Reply to post: Re: How would this have affected on-premises businesses?

Amazon is saying nothing about the DDoS attack that took down AWS, but others are

big_D Silver badge

Re: How would this have affected on-premises businesses?

It depends on what you mean by impacted.

We were DoSed by Google a few years back. I'm assuming one of their servers was badly configured and it was pouring 100mbps down our 10mbps line.

We couldn't use the Internet for a short time, no email, no web browsing. It didn't disrupt the business at all. All the data the employees needed was on premises, as were they.

After an hour of trying to contact Google (email auto-reply from Google "abuse" and "webmaster" saying that the email had been deleted without being read.
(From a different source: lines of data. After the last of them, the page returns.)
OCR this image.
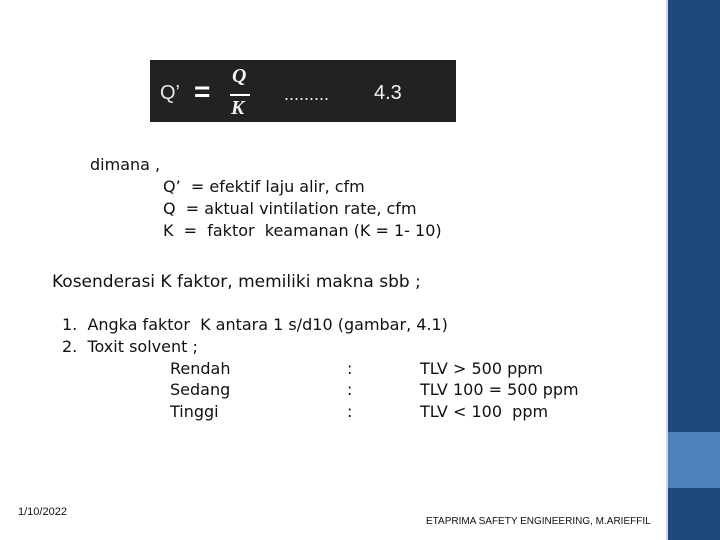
Q’ = Q
K
......... 4.3
dimana ,
Q’  = efektif laju alir, cfm
Q  = aktual vintilation rate, cfm
K  =  faktor  keamanan (K = 1- 10)
Kosenderasi K faktor, memiliki makna sbb ;
1.  Angka faktor  K antara 1 s/d10 (gambar, 4.1)
2.  Toxit solvent ;
Rendah	:	TLV > 500 ppm
Sedang	:	TLV 100 = 500 ppm
Tinggi	:	TLV < 100  ppm
1/10/2022
ETAPRIMA SAFETY ENGINEERING, M.ARIEFFIL
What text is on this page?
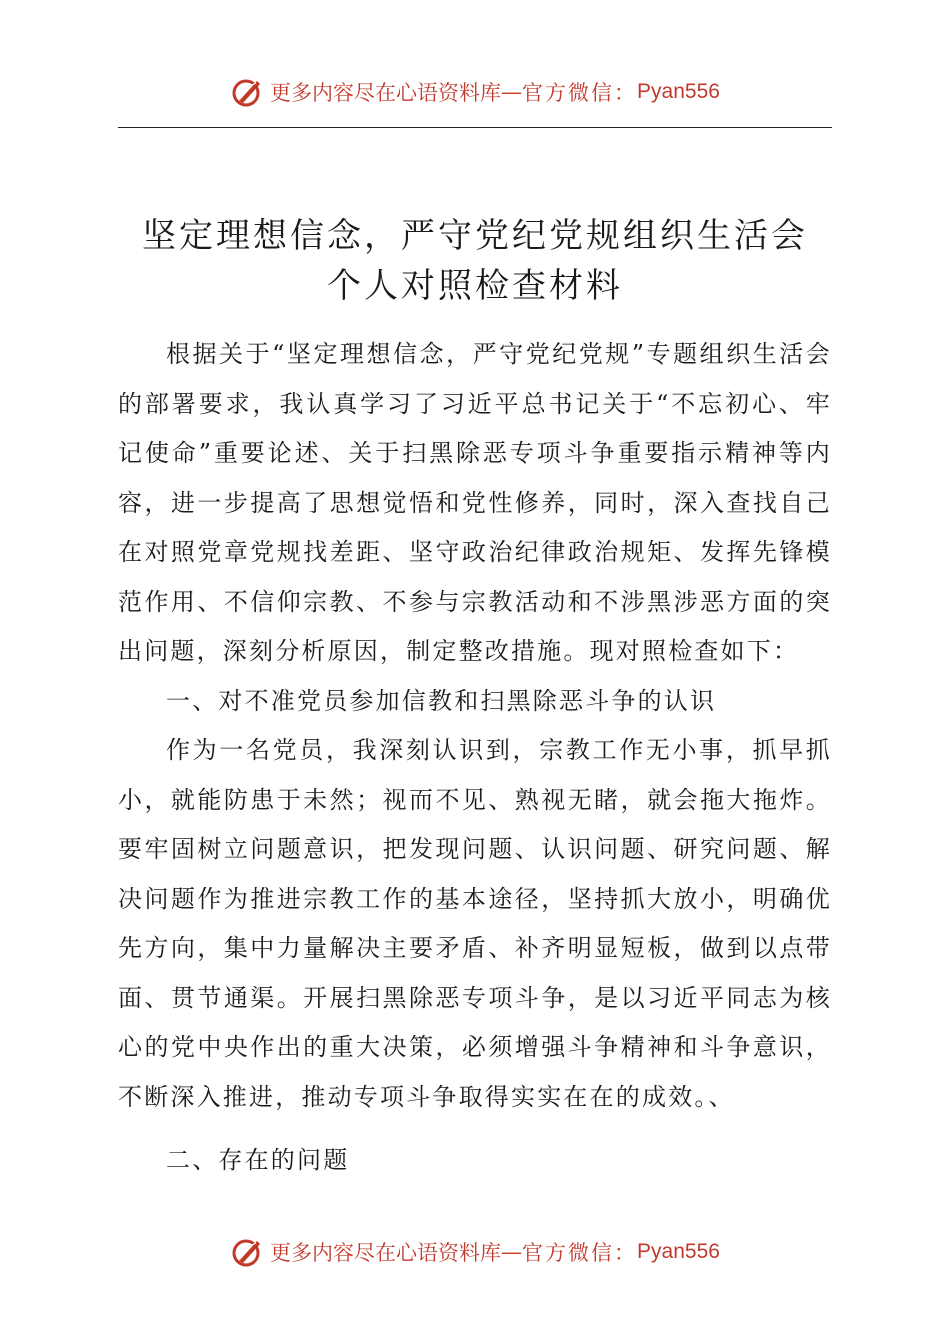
更多内容尽在心语资料库 — 官方微信： Pyan556
坚定理想信念，严守党纪党规组织生活会
个人对照检查材料

根据关于“坚定理想信念，严守党纪党规”专题组织生活会的部署要求，我认真学习了习近平总书记关于“不忘初心、牢记使命”重要论述、关于扫黑除恶专项斗争重要指示精神等内容，进一步提高了思想觉悟和党性修养，同时，深入查找自己在对照党章党规找差距、坚守政治纪律政治规矩、发挥先锋模范作用、不信仰宗教、不参与宗教活动和不涉黑涉恶方面的突出问题，深刻分析原因，制定整改措施。现对照检查如下：

一、对不准党员参加信教和扫黑除恶斗争的认识

作为一名党员，我深刻认识到，宗教工作无小事，抓早抓小，就能防患于未然；视而不见、熟视无睹，就会拖大拖炸。要牢固树立问题意识，把发现问题、认识问题、研究问题、解决问题作为推进宗教工作的基本途径，坚持抓大放小，明确优先方向，集中力量解决主要矛盾、补齐明显短板，做到以点带面、贯节通渠。开展扫黑除恶专项斗争，是以习近平同志为核心的党中央作出的重大决策，必须增强斗争精神和斗争意识，不断深入推进，推动专项斗争取得实实在在的成效。、

二、存在的问题

更多内容尽在心语资料库 — 官方微信： Pyan556
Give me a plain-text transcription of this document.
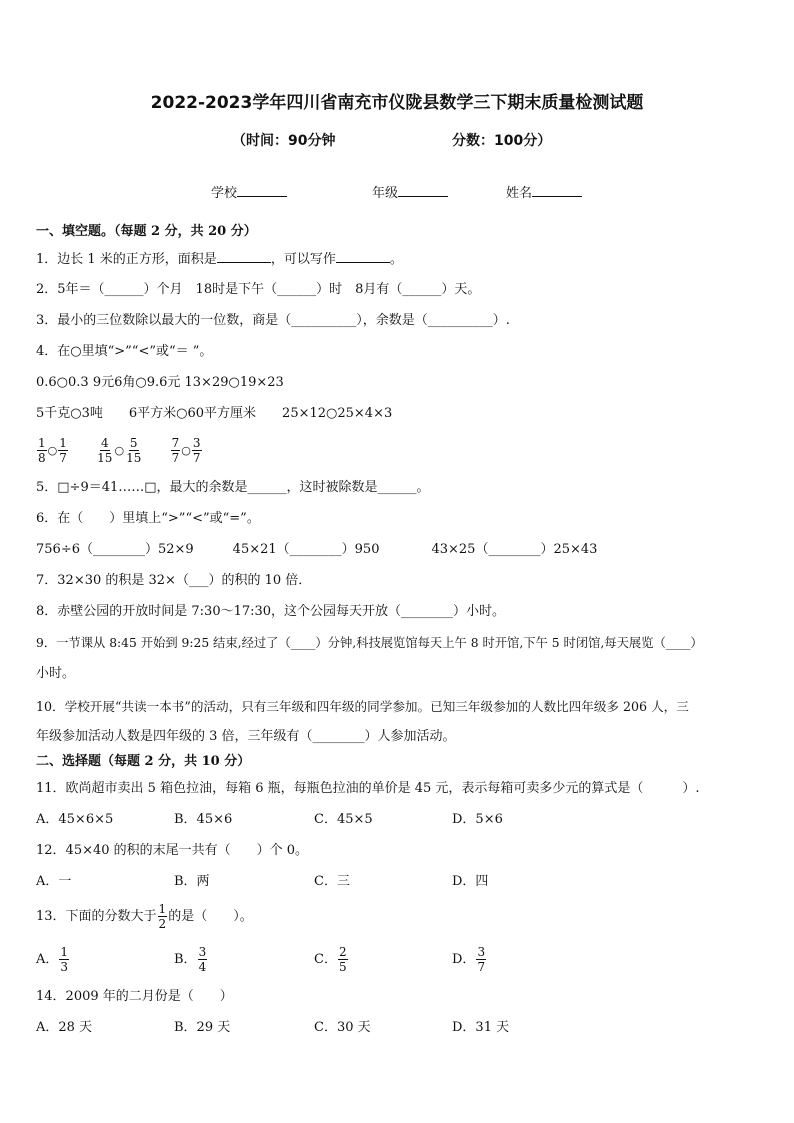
2022-2023学年四川省南充市仪陇县数学三下期末质量检测试题
（时间：90分钟	分数：100分）
学校	年级	姓名
一、填空题。（每题 2 分，共 20 分）
1．边长 1 米的正方形，面积是	，可以写作	。
2．5年＝（______）个月　18时是下午（______）时　8月有（______）天。
3．最小的三位数除以最大的一位数，商是（__________），余数是（__________）.
4．在○里填“>”“<”或“＝ ”。
0.6○0.3 9元6角○9.6元 13×29○19×23
5千克○3吨　　6平方米○60平方厘米　　25×12○25×4×3
$\frac{1}{8}$ ○ $\frac{1}{7}$
$\frac{4}{15}$ ○ $\frac{5}{15}$
$\frac{7}{7}$ ○ $\frac{3}{7}$
5．□÷9＝41……□，最大的余数是______，这时被除数是______。
6．在（　　）里填上“>”“<”或“=”。
756÷6（________）52×9　　　45×21（________）950　　　　43×25（________）25×43
7．32×30 的积是 32×（___）的积的 10 倍．
8．赤壁公园的开放时间是 7:30～17:30，这个公园每天开放（________）小时。
9．一节课从 8:45 开始到 9:25 结束,经过了（____）分钟,科技展览馆每天上午 8 时开馆,下午 5 时闭馆,每天展览（____）
小时。
10．学校开展“共读一本书”的活动，只有三年级和四年级的同学参加。已知三年级参加的人数比四年级多 206 人，三
年级参加活动人数是四年级的 3 倍，三年级有（________）人参加活动。
二、选择题（每题 2 分，共 10 分）
11．欧尚超市卖出 5 箱色拉油，每箱 6 瓶，每瓶色拉油的单价是 45 元，表示每箱可卖多少元的算式是（　　　）.
A．45×6×5	B．45×6	C．45×5	D．5×6
12．45×40 的积的末尾一共有（　　）个 0。
A．一	B．两	C．三	D．四
13．下面的分数大于 $\frac{1}{2}$ 的是（　　）。
A． $\frac{1}{3}$	B． $\frac{3}{4}$	C． $\frac{2}{5}$	D． $\frac{3}{7}$
14．2009 年的二月份是（　　）
A．28 天	B．29 天	C．30 天	D．31 天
Telephone queue said to go to the relevant page on Google.com (there is no page to deal with being attacked by Google), after 10 minutes of back and forth through the queue, the line is disconnected. Twitter - no reaction from the official Google accounts), I contacted our ISP and got them to put a perimeter DDoS prevention in place and were back up and running within 1.5 hours. We then had time to switch over to our backup connection and changed the DNS entries for our mail and VPN servers.

We were lucky, because the company had a policy of no cloud services, everything had to be on-site - many of the customers insisted that the confidential information about their production facilities was never stored or transferred over the Internet. And the company wasn't one that needed the Internet to do business.

Google were still bombarding the connection a month later, when I re-checked.